For the story, see 'Bank acts like home is a foreclosure' (Gowen couple files lawsuit against Deutsche Bank).
See also, WZZM-TV Channel 13: Family's recently purchased home, gutted by property removal service:
- The Roughts are telling their story with help from Massachusetts attorney's Joseph DeMello and Carlin Phillips. "They have suffered what many people throughout the United States have been suffering and that is unconscionable conduct at the hands of these multi-billion dollar banks," says DeMello.(1)

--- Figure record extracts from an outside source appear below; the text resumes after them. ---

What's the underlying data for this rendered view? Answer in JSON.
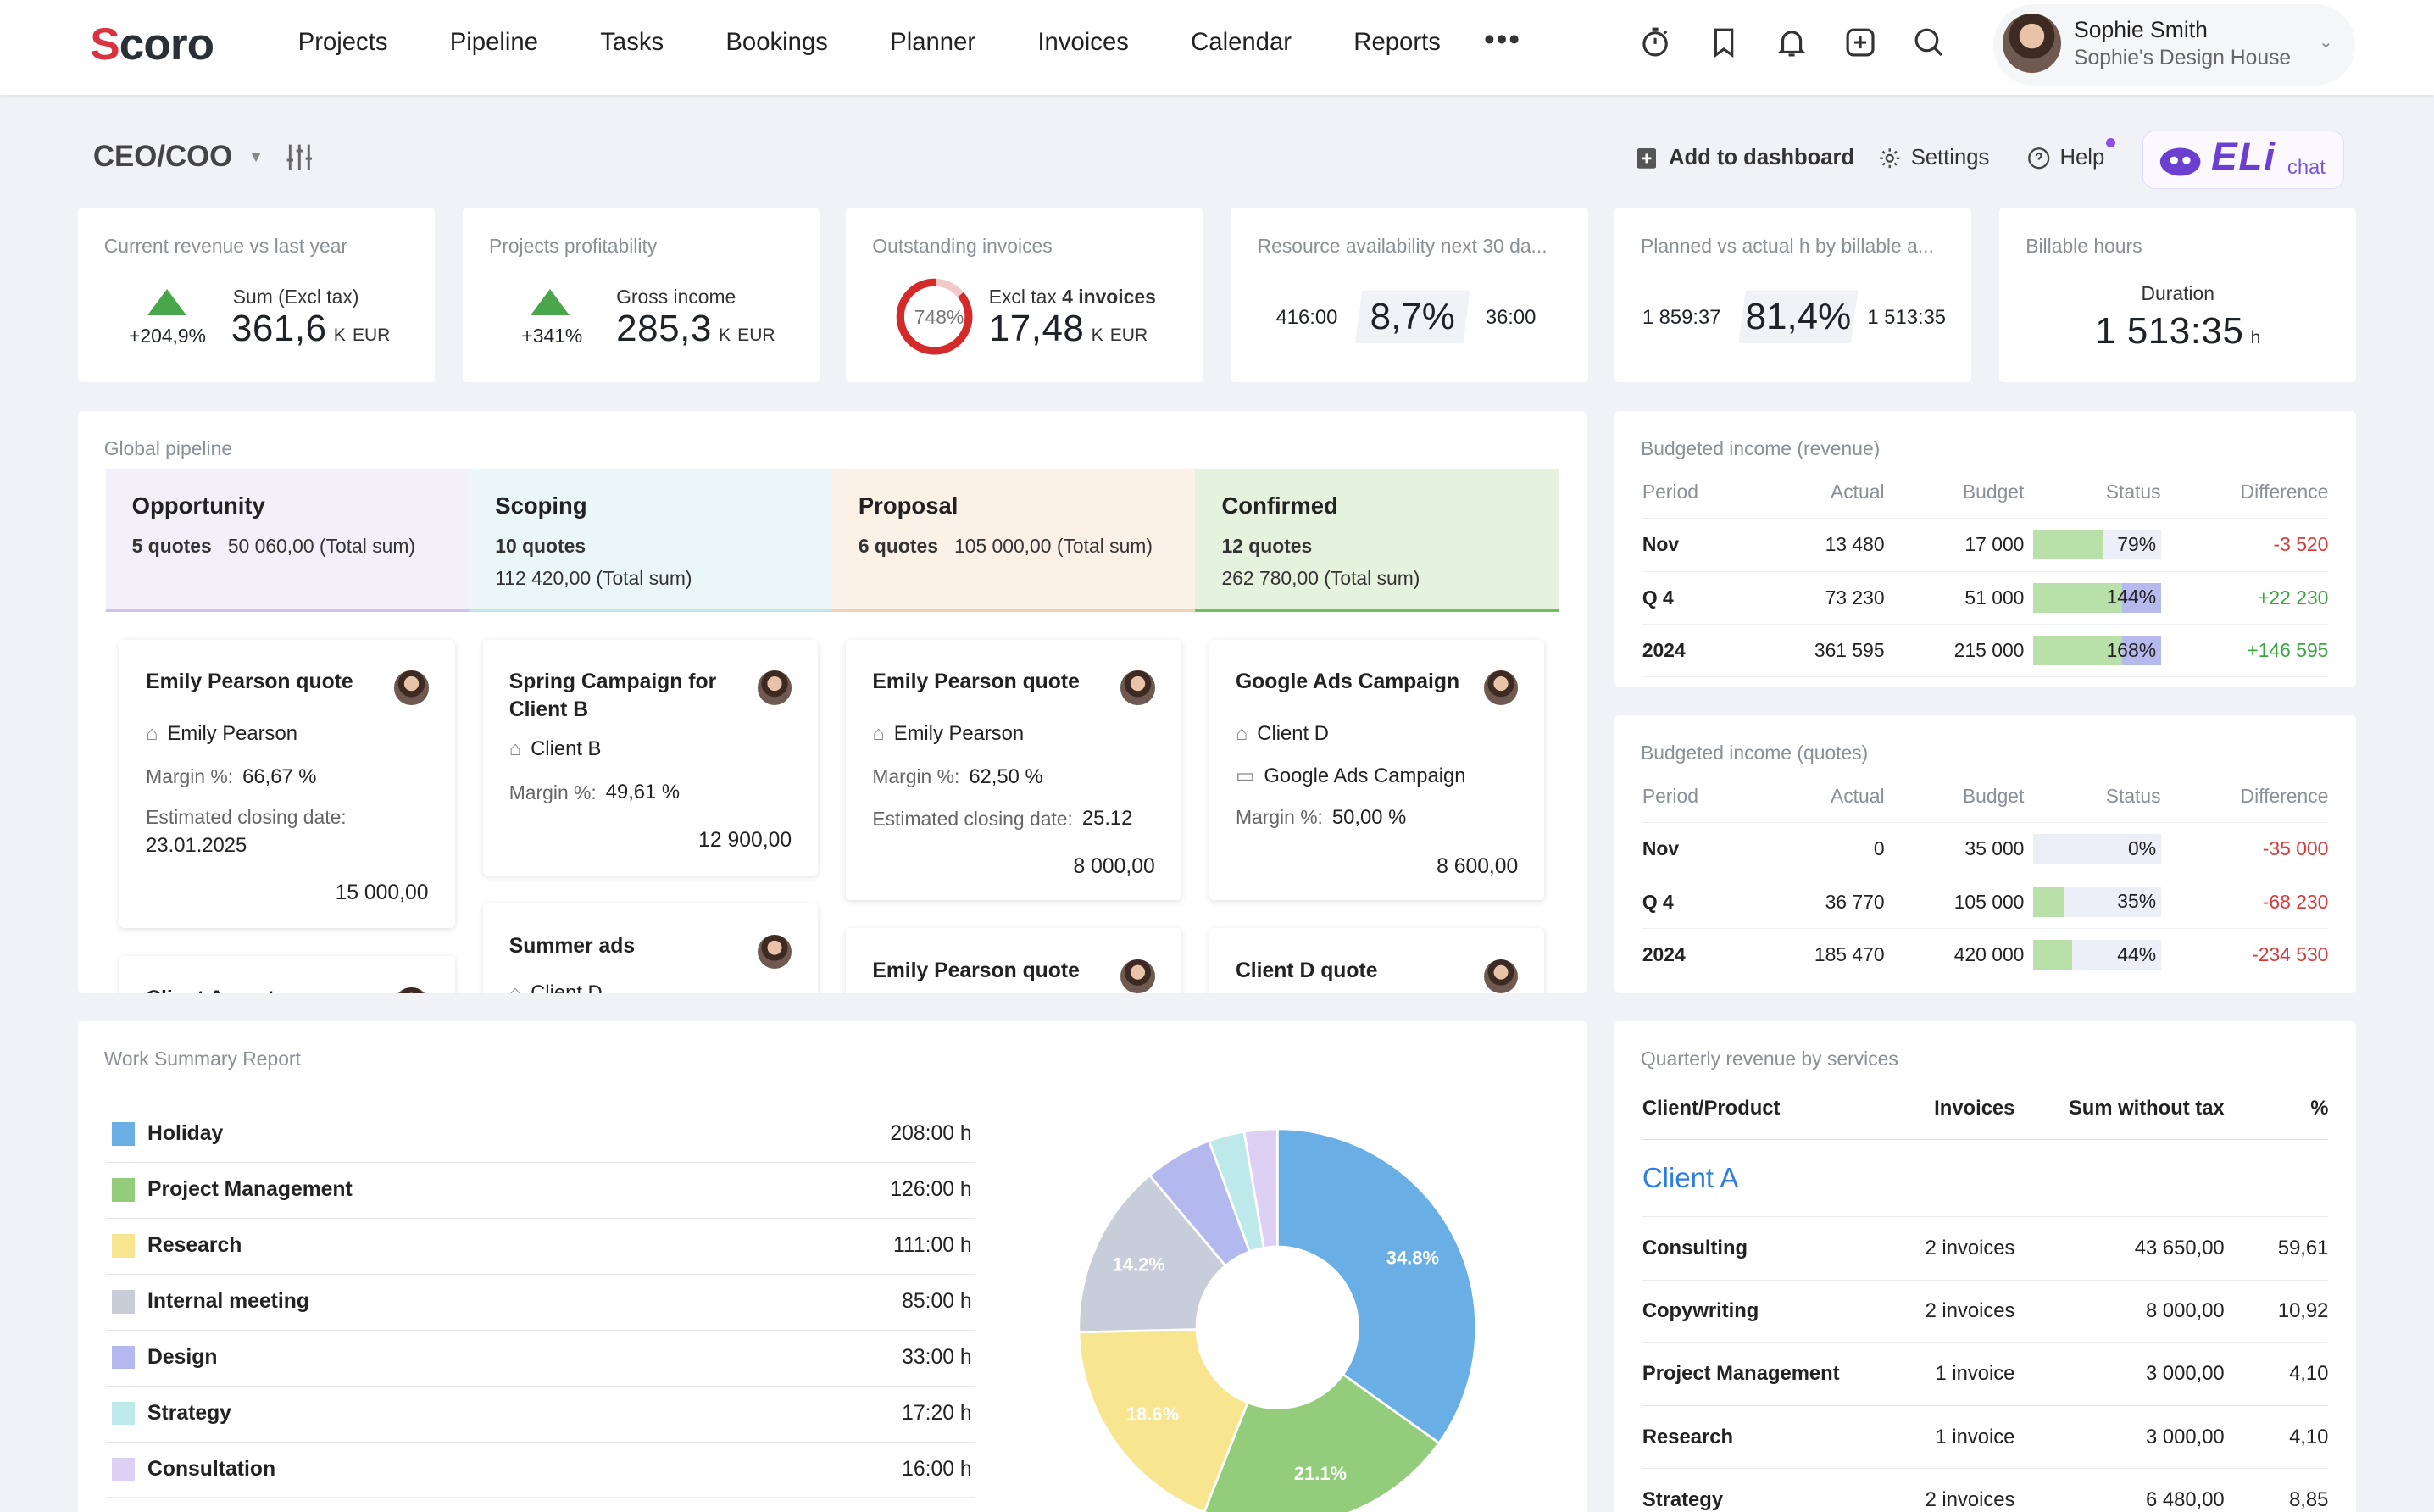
{
  "nav": {
    "logo": "Scoro",
    "items": [
      "Projects",
      "Pipeline",
      "Tasks",
      "Bookings",
      "Planner",
      "Invoices",
      "Calendar",
      "Reports"
    ],
    "more": "•••"
  },
  "user": {
    "name": "Sophie Smith",
    "company": "Sophie's Design House"
  },
  "dashboard": {
    "title": "CEO/COO",
    "add": "Add to dashboard",
    "settings": "Settings",
    "help": "Help",
    "eli": "ELi",
    "eli_sub": "chat"
  },
  "kpis": [
    {
      "title": "Current revenue vs last year",
      "change": "+204,9%",
      "label": "Sum (Excl tax)",
      "value": "361,6",
      "unit": "K",
      "currency": "EUR"
    },
    {
      "title": "Projects profitability",
      "change": "+341%",
      "label": "Gross income",
      "value": "285,3",
      "unit": "K",
      "currency": "EUR"
    },
    {
      "title": "Outstanding invoices",
      "ring": "748%",
      "label_pre": "Excl tax",
      "label_bold": "4 invoices",
      "value": "17,48",
      "unit": "K",
      "currency": "EUR"
    },
    {
      "title": "Resource availability next 30 da...",
      "left": "416:00",
      "value": "8,7%",
      "right": "36:00"
    },
    {
      "title": "Planned vs actual h by billable a...",
      "left": "1 859:37",
      "value": "81,4%",
      "right": "1 513:35"
    },
    {
      "title": "Billable hours",
      "label": "Duration",
      "value": "1 513:35",
      "unit": "h"
    }
  ],
  "pipeline": {
    "title": "Global pipeline",
    "columns": [
      {
        "name": "Opportunity",
        "count": "5 quotes",
        "sum": "50 060,00 (Total sum)"
      },
      {
        "name": "Scoping",
        "count": "10 quotes",
        "sum": "112 420,00 (Total sum)"
      },
      {
        "name": "Proposal",
        "count": "6 quotes",
        "sum": "105 000,00 (Total sum)"
      },
      {
        "name": "Confirmed",
        "count": "12 quotes",
        "sum": "262 780,00 (Total sum)"
      }
    ],
    "cards": [
      {
        "title": "Emily Pearson quote",
        "client": "Emily Pearson",
        "margin_label": "Margin %:",
        "margin": "66,67 %",
        "close_label": "Estimated closing date:",
        "close": "23.01.2025",
        "amount": "15 000,00"
      },
      {
        "title": "Client A quote"
      },
      {
        "title": "Spring Campaign for Client B",
        "client": "Client B",
        "margin_label": "Margin %:",
        "margin": "49,61 %",
        "amount": "12 900,00"
      },
      {
        "title": "Summer ads",
        "client": "Client D"
      },
      {
        "title": "Emily Pearson quote",
        "client": "Emily Pearson",
        "margin_label": "Margin %:",
        "margin": "62,50 %",
        "close_label": "Estimated closing date:",
        "close": "25.12",
        "amount": "8 000,00"
      },
      {
        "title": "Emily Pearson quote"
      },
      {
        "title": "Google Ads Campaign",
        "client": "Client D",
        "project": "Google Ads Campaign",
        "margin_label": "Margin %:",
        "margin": "50,00 %",
        "amount": "8 600,00"
      },
      {
        "title": "Client D quote"
      }
    ]
  },
  "budget_revenue": {
    "title": "Budgeted income (revenue)",
    "headers": [
      "Period",
      "Actual",
      "Budget",
      "Status",
      "Difference"
    ],
    "rows": [
      {
        "period": "Nov",
        "actual": "13 480",
        "budget": "17 000",
        "status": "79%",
        "pct": 79,
        "diff": "-3 520"
      },
      {
        "period": "Q 4",
        "actual": "73 230",
        "budget": "51 000",
        "status": "144%",
        "pct": 144,
        "diff": "+22 230"
      },
      {
        "period": "2024",
        "actual": "361 595",
        "budget": "215 000",
        "status": "168%",
        "pct": 168,
        "diff": "+146 595"
      }
    ]
  },
  "budget_quotes": {
    "title": "Budgeted income (quotes)",
    "headers": [
      "Period",
      "Actual",
      "Budget",
      "Status",
      "Difference"
    ],
    "rows": [
      {
        "period": "Nov",
        "actual": "0",
        "budget": "35 000",
        "status": "0%",
        "pct": 0,
        "diff": "-35 000"
      },
      {
        "period": "Q 4",
        "actual": "36 770",
        "budget": "105 000",
        "status": "35%",
        "pct": 35,
        "diff": "-68 230"
      },
      {
        "period": "2024",
        "actual": "185 470",
        "budget": "420 000",
        "status": "44%",
        "pct": 44,
        "diff": "-234 530"
      }
    ]
  },
  "work_summary": {
    "title": "Work Summary Report",
    "rows": [
      {
        "name": "Holiday",
        "value": "208:00 h",
        "color": "#6aaee6"
      },
      {
        "name": "Project Management",
        "value": "126:00 h",
        "color": "#93cc7a"
      },
      {
        "name": "Research",
        "value": "111:00 h",
        "color": "#f7e58f"
      },
      {
        "name": "Internal meeting",
        "value": "85:00 h",
        "color": "#c8ced9"
      },
      {
        "name": "Design",
        "value": "33:00 h",
        "color": "#b3b8ef"
      },
      {
        "name": "Strategy",
        "value": "17:20 h",
        "color": "#bde9ea"
      },
      {
        "name": "Consultation",
        "value": "16:00 h",
        "color": "#ddd0f4"
      }
    ]
  },
  "chart_data": {
    "type": "pie",
    "labels": [
      "Holiday",
      "Project Management",
      "Research",
      "Internal meeting",
      "Design",
      "Strategy",
      "Consultation"
    ],
    "values": [
      208,
      126,
      111,
      85,
      33,
      17.33,
      16
    ],
    "shown_labels": [
      "34.8%",
      "21.1%",
      "18.6%",
      "14.2%",
      "",
      "",
      ""
    ],
    "colors": [
      "#6aaee6",
      "#93cc7a",
      "#f7e58f",
      "#c8ced9",
      "#b3b8ef",
      "#bde9ea",
      "#ddd0f4"
    ]
  },
  "quarterly": {
    "title": "Quarterly revenue by services",
    "headers": [
      "Client/Product",
      "Invoices",
      "Sum without tax",
      "%"
    ],
    "client": "Client A",
    "rows": [
      {
        "name": "Consulting",
        "invoices": "2 invoices",
        "sum": "43 650,00",
        "pct": "59,61"
      },
      {
        "name": "Copywriting",
        "invoices": "2 invoices",
        "sum": "8 000,00",
        "pct": "10,92"
      },
      {
        "name": "Project Management",
        "invoices": "1 invoice",
        "sum": "3 000,00",
        "pct": "4,10"
      },
      {
        "name": "Research",
        "invoices": "1 invoice",
        "sum": "3 000,00",
        "pct": "4,10"
      },
      {
        "name": "Strategy",
        "invoices": "2 invoices",
        "sum": "6 480,00",
        "pct": "8,85"
      }
    ]
  },
  "colors": {
    "accent": "#2f7de1",
    "brand": "#d9333f",
    "positive": "#3aa541",
    "negative": "#d63a3a"
  }
}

(1) DeMello currently represents a Massachusetts couple who got similarly screwed when they bought a foreclosing lender's REO on an all-cash basis, only to have the premises trashed out shortly thereafter. See ABC News: No Mortgage, Still Foreclosed? Bank of America Sued for Seizing Wrong Homes (In the Last Four Months, Three Homeowners Have Sued Bank of America for Mistakenly Foreclosing on Their Homes).
1 comment:
I'm representing a family in WA state that had their property seized prematurely by GMAC,FAFS and a local contractor. In WA,the owner has 20days after the auction before anyone has standing to make them leave. My clients did not get 20 days, it was 10 or so, and their personal property was taken to the dump or sold to the neighbors.
GMAC knew the timing exactly as they moved to lift the bankruptcy stay so they could foreclose.